Randolph had 25 points and 14 rebounds for Memphis, 0-12 in playoff games before Sunday, while Marc Gasol had 24 points and nine rebounds.

But the game’s biggest shot came from the guy they call “Granddaddy Shane.” Battier, a 32-year-old original Memphis Grizzlie who returned in a February trade from Houston, knows what the win meant to fans back home.

“I know Beale Street will be a fun place tonight,” Battier said.

Meanwhile, back in San Antonio, they might has well shut down the Riverwalk until Game 2 on Wednesday.

The Spurs, at least, have been here before. They have now lost six straight Game 1s, rallying to win two of the previous five series.

Last season, the Spurs recovered from a Game 1 loss at Dallas to win that first-round series in six games.

“We understand the challenges that are in front of us,” said Jefferson, who had 13 points and six rebounds. “To get where we want to get, it’s not going to be easy.”

Much went right for the Spurs in Game 1, which — depending on perspective — made the loss more or less palatable to them.

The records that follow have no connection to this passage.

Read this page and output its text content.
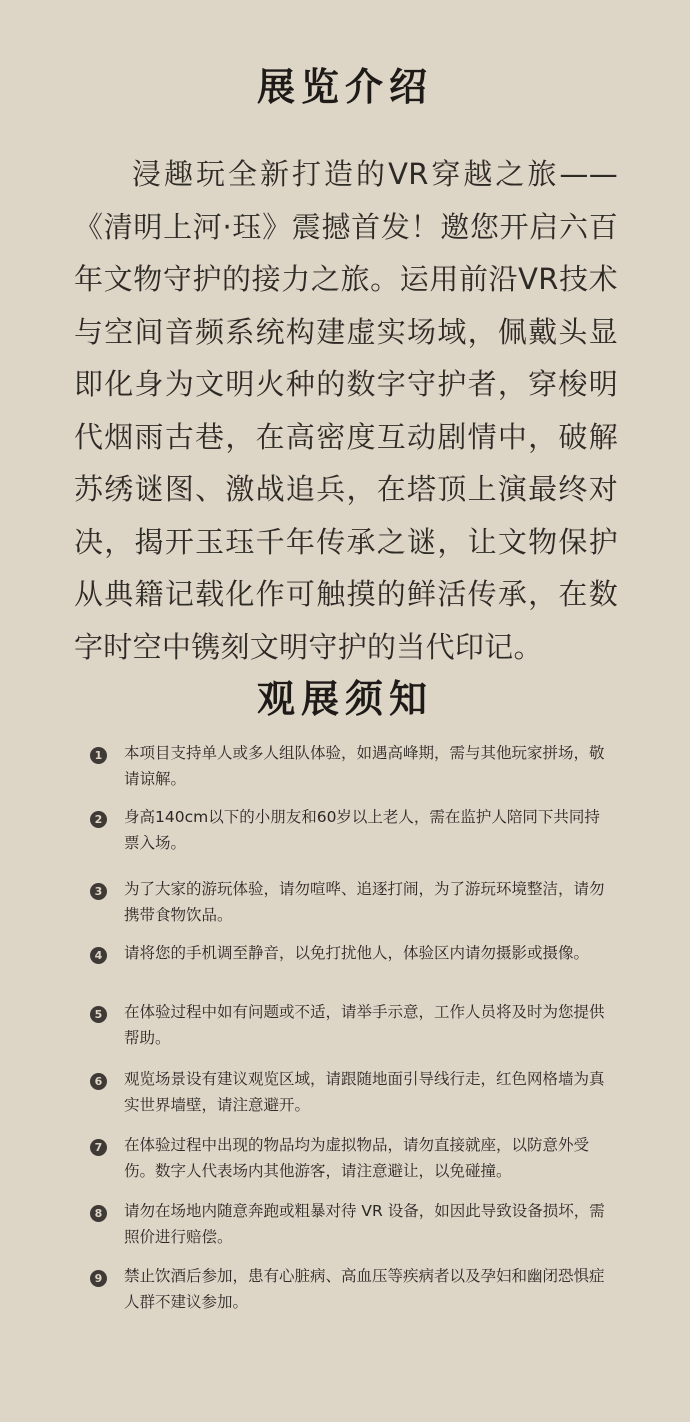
展览介绍

浸趣玩全新打造的VR穿越之旅——《清明上河·珏》震撼首发！邀您开启六百年文物守护的接力之旅。运用前沿VR技术与空间音频系统构建虚实场域，佩戴头显即化身为文明火种的数字守护者，穿梭明代烟雨古巷，在高密度互动剧情中，破解苏绣谜图、激战追兵，在塔顶上演最终对决，揭开玉珏千年传承之谜，让文物保护从典籍记载化作可触摸的鲜活传承，在数字时空中镌刻文明守护的当代印记。

观展须知
1	本项目支持单人或多人组队体验，如遇高峰期，需与其他玩家拼场，敬请谅解。
2	身高140cm以下的小朋友和60岁以上老人，需在监护人陪同下共同持票入场。
3	为了大家的游玩体验，请勿喧哗、追逐打闹，为了游玩环境整洁，请勿携带食物饮品。
4	请将您的手机调至静音，以免打扰他人，体验区内请勿摄影或摄像。
5	在体验过程中如有问题或不适，请举手示意，工作人员将及时为您提供帮助。
6	观览场景设有建议观览区域，请跟随地面引导线行走，红色网格墙为真实世界墙壁，请注意避开。
7	在体验过程中出现的物品均为虚拟物品，请勿直接就座，以防意外受伤。数字人代表场内其他游客，请注意避让，以免碰撞。
8	请勿在场地内随意奔跑或粗暴对待 VR 设备，如因此导致设备损坏，需照价进行赔偿。
9	禁止饮酒后参加，患有心脏病、高血压等疾病者以及孕妇和幽闭恐惧症人群不建议参加。
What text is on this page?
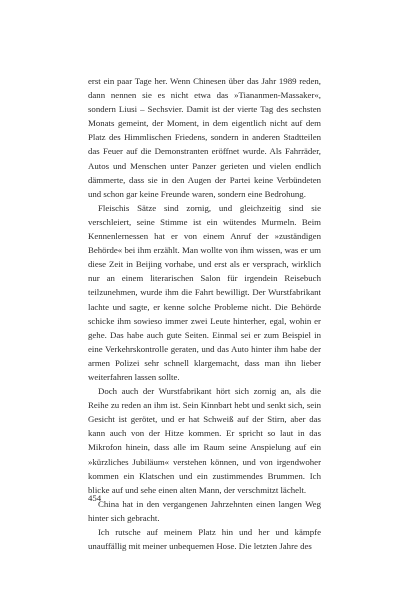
erst ein paar Tage her. Wenn Chinesen über das Jahr 1989 reden, dann nennen sie es nicht etwa das »Tiananmen-Massaker«, sondern Liusi – Sechsvier. Damit ist der vierte Tag des sechsten Monats gemeint, der Moment, in dem eigentlich nicht auf dem Platz des Himmlischen Friedens, sondern in anderen Stadtteilen das Feuer auf die Demonstranten eröffnet wurde. Als Fahrräder, Autos und Menschen unter Panzer gerieten und vielen endlich dämmerte, dass sie in den Augen der Partei keine Verbündeten und schon gar keine Freunde waren, sondern eine Bedrohung.

Fleischis Sätze sind zornig, und gleichzeitig sind sie verschleiert, seine Stimme ist ein wütendes Murmeln. Beim Kennenlernessen hat er von einem Anruf der »zuständigen Behörde« bei ihm erzählt. Man wollte von ihm wissen, was er um diese Zeit in Beijing vorhabe, und erst als er versprach, wirklich nur an einem literarischen Salon für irgendein Reisebuch teilzunehmen, wurde ihm die Fahrt bewilligt. Der Wurstfabrikant lachte und sagte, er kenne solche Probleme nicht. Die Behörde schicke ihm sowieso immer zwei Leute hinterher, egal, wohin er gehe. Das habe auch gute Seiten. Einmal sei er zum Beispiel in eine Verkehrskontrolle geraten, und das Auto hinter ihm habe der armen Polizei sehr schnell klargemacht, dass man ihn lieber weiterfahren lassen sollte.

Doch auch der Wurstfabrikant hört sich zornig an, als die Reihe zu reden an ihm ist. Sein Kinnbart hebt und senkt sich, sein Gesicht ist gerötet, und er hat Schweiß auf der Stirn, aber das kann auch von der Hitze kommen. Er spricht so laut in das Mikrofon hinein, dass alle im Raum seine Anspielung auf ein »kürzliches Jubiläum« verstehen können, und von irgendwoher kommen ein Klatschen und ein zustimmendes Brummen. Ich blicke auf und sehe einen alten Mann, der verschmitzt lächelt.

China hat in den vergangenen Jahrzehnten einen langen Weg hinter sich gebracht.

Ich rutsche auf meinem Platz hin und her und kämpfe unauffällig mit meiner unbequemen Hose. Die letzten Jahre des

454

They outrebounded the Grizzlies 40-38, including an 11-5 edge on the offensive glass, won the second-chance battle 15-5 and attempted 47 foul shots (though, in another story, they missed 11).

Given all that, Spurs coach Gregg Popovich doesn’t see a crying need for sweeping changes heading into Game 2.

“It wasn’t like we got beat by 25,” Popovich said.

Tony Parker finished with 20 points to lead the Spurs but was 4 of 16 from the field. It was his defensive error that freed Battier long enough to swish the deciding 3-pointer.

Before Battier could break the Spurs’ hearts, he watched Bonner nearly do the same to the Grizzlies.

Channeling his inner Robert Horry, Bonner nailed back-to-back 3-pointers to give the Spurs a 96-94 lead with 1:28 to go.

“You were like going, ‘Uh-oh, here we go again,’ ” Battier said. “How many times have the Spurs done that in big games in this facility?”

Hill made a pair of free throws to push the Spurs ahead by four with 1:06 to play and suddenly, the Spurs seemed poised to do to the Grizzlies what the East’s top seed, Chicago, did to eighth-seeded Indiana the day before.

Down the stretch, however, it was the team without a playoff victory to its name — and not the team that had hung four banners in the rafters — that locked down the game.

After Battier’s 3-pointer put Memphis ahead 99-98, Hill missed an open look in the right corner. After a pair of Tony Allen foul shots pushed the Grizzlies’ edge to three points, Jefferson back-rimmed a shot from the top of the key as time expired.

“I had a great look,” Jefferson said. “Just didn’t knock it down.”

Hill framed his own misfire, part of a 2-for-7 outing, in similar terms.

“It felt good,” he said, “but it didn’t go my way.”

Three players lined up 3-pointers late Sunday afternoon. Only one of them went down. And the Grizzlies have a 1-0 series lead because of it.